FINALLY, IT ALL comes down to a matter of responsibility -- willingness to accept the consequences of your acts, to live with who and what you are and where you have been. This is the condition of maturity and civility among individuals and it is just as apt a description of mature, civil governments and societies. Right now a lot of argument is going on in this country that touches on the question of responsibilty, only almost entirely in a negative, fugitive way. Americans are trying to ignore or shed responsibility for their own recent history in far-flung parts of the world.
The Indochinese suffering in their makeshift, hell-hole camps are refugees from their own lands and peoples. Many of those in this country who commiserate most ostentatiously with them are refugees from their own history, their own complicity in the Indochinese fate. Americans, as it seems, will acknowledge an American contribution to the Indochinese refugees' misery only to the extent that they can blame it on their political opponents from the days of the war. So one-time anti-war people dwell on the consequences of the bombing, and one-time bombers dwell on the fatuity of those who used to argue that the brutal officials now in control in Indochina were just a bunch of passionate social reformers. Neither group will stare very hard at its own implication in the present horror or -- and this is the point -- at the shared responsibility of the country, as an entity, for that horror.
That brings us to the newest version of this flight from the national past -- and the national self: the war between the ayatollah and the shah. This is written at a moment when the perils and uncertainties are unresolved and events are changing. But there are some things that simply are not subject to change no matter what happens in Tehran or Washington, and among them is America's responsibility for its own conduct and its own associations over the years. For roughly three decades this country made common cause with the shah of Iran, acquiesced in his brutalities and avariciousness at home, got the good of his friendship in pursuit of our own security and other interests, and gave him and his government to believe that we were not exactly weighted down with guilt over the condition of the Iranian society. The "best people" danced at his embassy in Washington and soaked up his exotic food and drink; only a fringe protested his dealings with his own people. All this is what made official American skittishness about receiving him when he got kicked out of Iran so mindless, selfish and disgusting. And it is also necessary backgroung to understanding the irresponsibility of those voices that have been suggesting we should somehow kick him out of the United States so as to eliminate our "provocation" of the Ayatollah Khomenini.

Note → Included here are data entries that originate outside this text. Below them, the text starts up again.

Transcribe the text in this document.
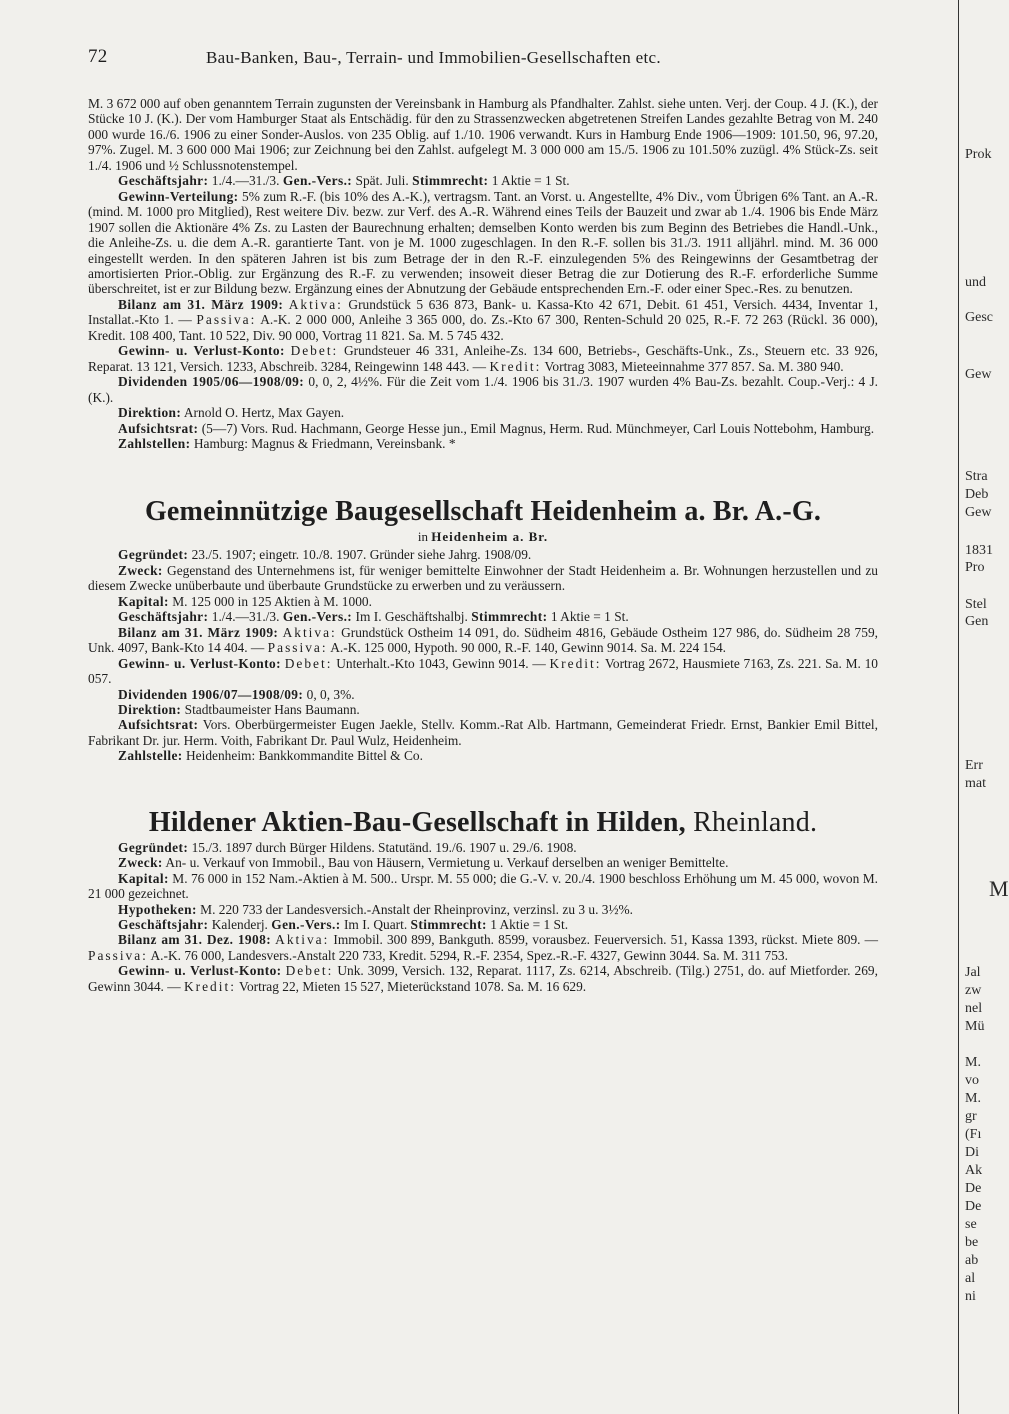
72	Bau-Banken, Bau-, Terrain- und Immobilien-Gesellschaften etc.

M. 3 672 000 auf oben genanntem Terrain zugunsten der Vereinsbank in Hamburg als Pfandhalter. Zahlst. siehe unten. Verj. der Coup. 4 J. (K.), der Stücke 10 J. (K.). Der vom Hamburger Staat als Entschädig. für den zu Strassenzwecken abgetretenen Streifen Landes gezahlte Betrag von M. 240 000 wurde 16./6. 1906 zu einer Sonder-Auslos. von 235 Oblig. auf 1./10. 1906 verwandt. Kurs in Hamburg Ende 1906—1909: 101.50, 96, 97.20, 97%. Zugel. M. 3 600 000 Mai 1906; zur Zeichnung bei den Zahlst. aufgelegt M. 3 000 000 am 15./5. 1906 zu 101.50% zuzügl. 4% Stück-Zs. seit 1./4. 1906 und ½ Schlussnotenstempel.

Geschäftsjahr: 1./4.—31./3. Gen.-Vers.: Spät. Juli. Stimmrecht: 1 Aktie = 1 St.

Gewinn-Verteilung: 5% zum R.-F. (bis 10% des A.-K.), vertragsm. Tant. an Vorst. u. Angestellte, 4% Div., vom Übrigen 6% Tant. an A.-R. (mind. M. 1000 pro Mitglied), Rest weitere Div. bezw. zur Verf. des A.-R. Während eines Teils der Bauzeit und zwar ab 1./4. 1906 bis Ende März 1907 sollen die Aktionäre 4% Zs. zu Lasten der Baurechnung erhalten; demselben Konto werden bis zum Beginn des Betriebes die Handl.-Unk., die Anleihe-Zs. u. die dem A.-R. garantierte Tant. von je M. 1000 zugeschlagen. In den R.-F. sollen bis 31./3. 1911 alljährl. mind. M. 36 000 eingestellt werden. In den späteren Jahren ist bis zum Betrage der in den R.-F. einzulegenden 5% des Reingewinns der Gesamtbetrag der amortisierten Prior.-Oblig. zur Ergänzung des R.-F. zu verwenden; insoweit dieser Betrag die zur Dotierung des R.-F. erforderliche Summe überschreitet, ist er zur Bildung bezw. Ergänzung eines der Abnutzung der Gebäude entsprechenden Ern.-F. oder einer Spec.-Res. zu benutzen.

Bilanz am 31. März 1909: Aktiva: Grundstück 5 636 873, Bank- u. Kassa-Kto 42 671, Debit. 61 451, Versich. 4434, Inventar 1, Installat.-Kto 1. — Passiva: A.-K. 2 000 000, Anleihe 3 365 000, do. Zs.-Kto 67 300, Renten-Schuld 20 025, R.-F. 72 263 (Rückl. 36 000), Kredit. 108 400, Tant. 10 522, Div. 90 000, Vortrag 11 821. Sa. M. 5 745 432.

Gewinn- u. Verlust-Konto: Debet: Grundsteuer 46 331, Anleihe-Zs. 134 600, Betriebs-, Geschäfts-Unk., Zs., Steuern etc. 33 926, Reparat. 13 121, Versich. 1233, Abschreib. 3284, Reingewinn 148 443. — Kredit: Vortrag 3083, Mieteeinnahme 377 857. Sa. M. 380 940.

Dividenden 1905/06—1908/09: 0, 0, 2, 4½%. Für die Zeit vom 1./4. 1906 bis 31./3. 1907 wurden 4% Bau-Zs. bezahlt. Coup.-Verj.: 4 J. (K.).

Direktion: Arnold O. Hertz, Max Gayen.

Aufsichtsrat: (5—7) Vors. Rud. Hachmann, George Hesse jun., Emil Magnus, Herm. Rud. Münchmeyer, Carl Louis Nottebohm, Hamburg.

Zahlstellen: Hamburg: Magnus & Friedmann, Vereinsbank. *

Gemeinnützige Baugesellschaft Heidenheim a. Br. A.-G.
in Heidenheim a. Br.

Gegründet: 23./5. 1907; eingetr. 10./8. 1907. Gründer siehe Jahrg. 1908/09.

Zweck: Gegenstand des Unternehmens ist, für weniger bemittelte Einwohner der Stadt Heidenheim a. Br. Wohnungen herzustellen und zu diesem Zwecke unüberbaute und überbaute Grundstücke zu erwerben und zu veräussern.

Kapital: M. 125 000 in 125 Aktien à M. 1000.

Geschäftsjahr: 1./4.—31./3. Gen.-Vers.: Im I. Geschäftshalbj. Stimmrecht: 1 Aktie = 1 St.

Bilanz am 31. März 1909: Aktiva: Grundstück Ostheim 14 091, do. Südheim 4816, Gebäude Ostheim 127 986, do. Südheim 28 759, Unk. 4097, Bank-Kto 14 404. — Passiva: A.-K. 125 000, Hypoth. 90 000, R.-F. 140, Gewinn 9014. Sa. M. 224 154.

Gewinn- u. Verlust-Konto: Debet: Unterhalt.-Kto 1043, Gewinn 9014. — Kredit: Vortrag 2672, Hausmiete 7163, Zs. 221. Sa. M. 10 057.

Dividenden 1906/07—1908/09: 0, 0, 3%.

Direktion: Stadtbaumeister Hans Baumann.

Aufsichtsrat: Vors. Oberbürgermeister Eugen Jaekle, Stellv. Komm.-Rat Alb. Hartmann, Gemeinderat Friedr. Ernst, Bankier Emil Bittel, Fabrikant Dr. jur. Herm. Voith, Fabrikant Dr. Paul Wulz, Heidenheim.

Zahlstelle: Heidenheim: Bankkommandite Bittel & Co.

Hildener Aktien-Bau-Gesellschaft in Hilden, Rheinland.

Gegründet: 15./3. 1897 durch Bürger Hildens. Statutänd. 19./6. 1907 u. 29./6. 1908.

Zweck: An- u. Verkauf von Immobil., Bau von Häusern, Vermietung u. Verkauf derselben an weniger Bemittelte.

Kapital: M. 76 000 in 152 Nam.-Aktien à M. 500.. Urspr. M. 55 000; die G.-V. v. 20./4. 1900 beschloss Erhöhung um M. 45 000, wovon M. 21 000 gezeichnet.

Hypotheken: M. 220 733 der Landesversich.-Anstalt der Rheinprovinz, verzinsl. zu 3 u. 3½%.

Geschäftsjahr: Kalenderj. Gen.-Vers.: Im I. Quart. Stimmrecht: 1 Aktie = 1 St.

Bilanz am 31. Dez. 1908: Aktiva: Immobil. 300 899, Bankguth. 8599, vorausbez. Feuerversich. 51, Kassa 1393, rückst. Miete 809. — Passiva: A.-K. 76 000, Landesvers.-Anstalt 220 733, Kredit. 5294, R.-F. 2354, Spez.-R.-F. 4327, Gewinn 3044. Sa. M. 311 753.

Gewinn- u. Verlust-Konto: Debet: Unk. 3099, Versich. 132, Reparat. 1117, Zs. 6214, Abschreib. (Tilg.) 2751, do. auf Mietforder. 269, Gewinn 3044. — Kredit: Vortrag 22, Mieten 15 527, Mieterückstand 1078. Sa. M. 16 629.

Prok
und
Gesc
Gew
Stra
Deb
Gew
1831
Pro
Stel
Gen
Err
mat
M
Jal
zw
nel
Mü
M.
vo
M.
gr
(Fı
Di
Ak
De
De
se
be
ab
al
ni
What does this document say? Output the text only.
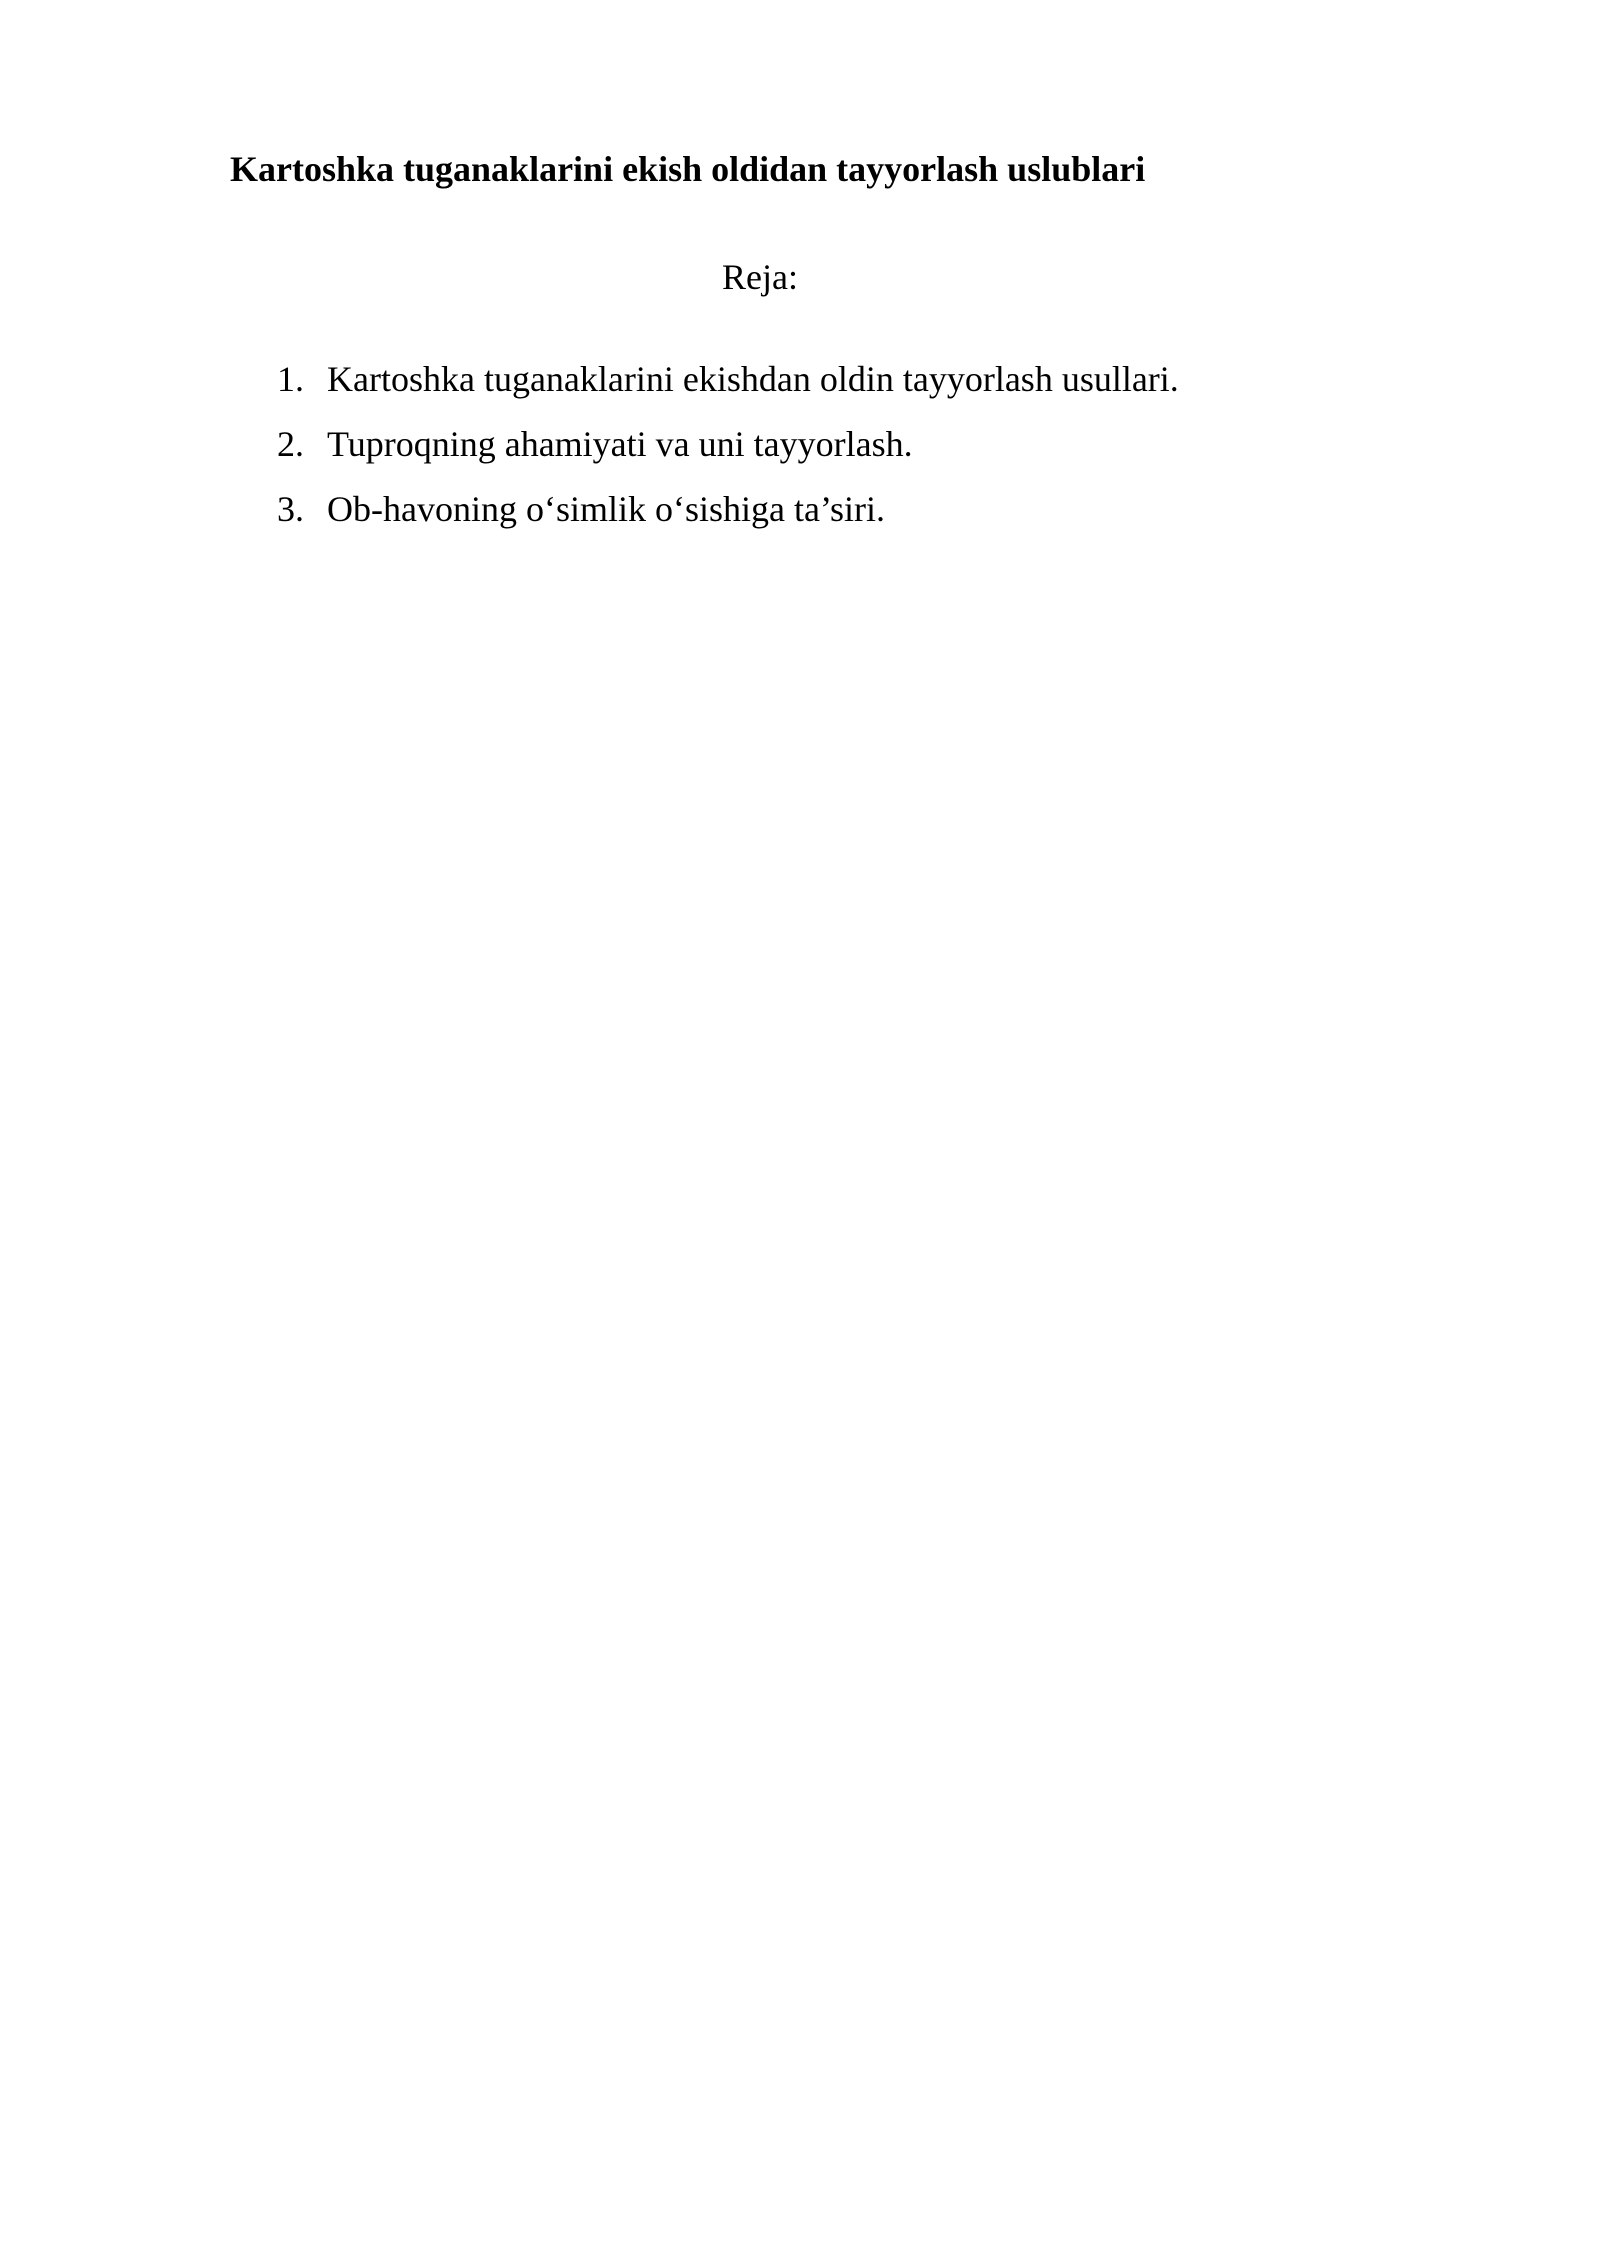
Kartoshka tuganaklarini ekish oldidan tayyorlash uslublari

Reja:

1. Kartoshka tuganaklarini ekishdan oldin tayyorlash usullari.
2. Tuproqning ahamiyati va uni tayyorlash.
3. Ob-havoning o‘simlik o‘sishiga ta’siri.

It's not just that the ayatollah is extremely selective in deciding what shall provoke him -- note that the Mexican embassy in Tehran was not seized during the many months of the shah's repose in Mexico. The people who have earnestly begun to explain to us how we are needlessly provoking the Iranians in general and ayatollah in particular by harboring the shah overlook more than this. They overlook our obligation to acknowledge and stand accountable for our undertakings and our behavior and commitments made over a 30-year stretch. After all, we're not talking about a military commitment here or an obligation to uphold a corrupt government. We are talking about nothing more inflammatory than giving asylum to a used-up Middle Eastern potentate and dictator who was -- and is -- one of "ours."
No one can envy the president. He is responsible to and for many people and many things: the Americans who were seized in the embassy, the civil order at home, a signal abroad and there is a fundamental level of commitment and reliability beneath which we, as a country, will not sink. National honor does not require guns and bombs and by-jingo interventions. But it does require that this elementary willingness to live with our responsibilities by maintained. We live in an age and a world that, largely at our urging, have seen countries yield up their lethal weapons or the option of building them to a common defense -- to reliance on the word and good faith of allies and friends. Something consistent and unflappable and steadfast is indispensable to preserving the relationships upon which those alliances have been built. And that is what is at issure in the debate about whether we should now disencumber ourselves of the sick and hunted shah of Iran.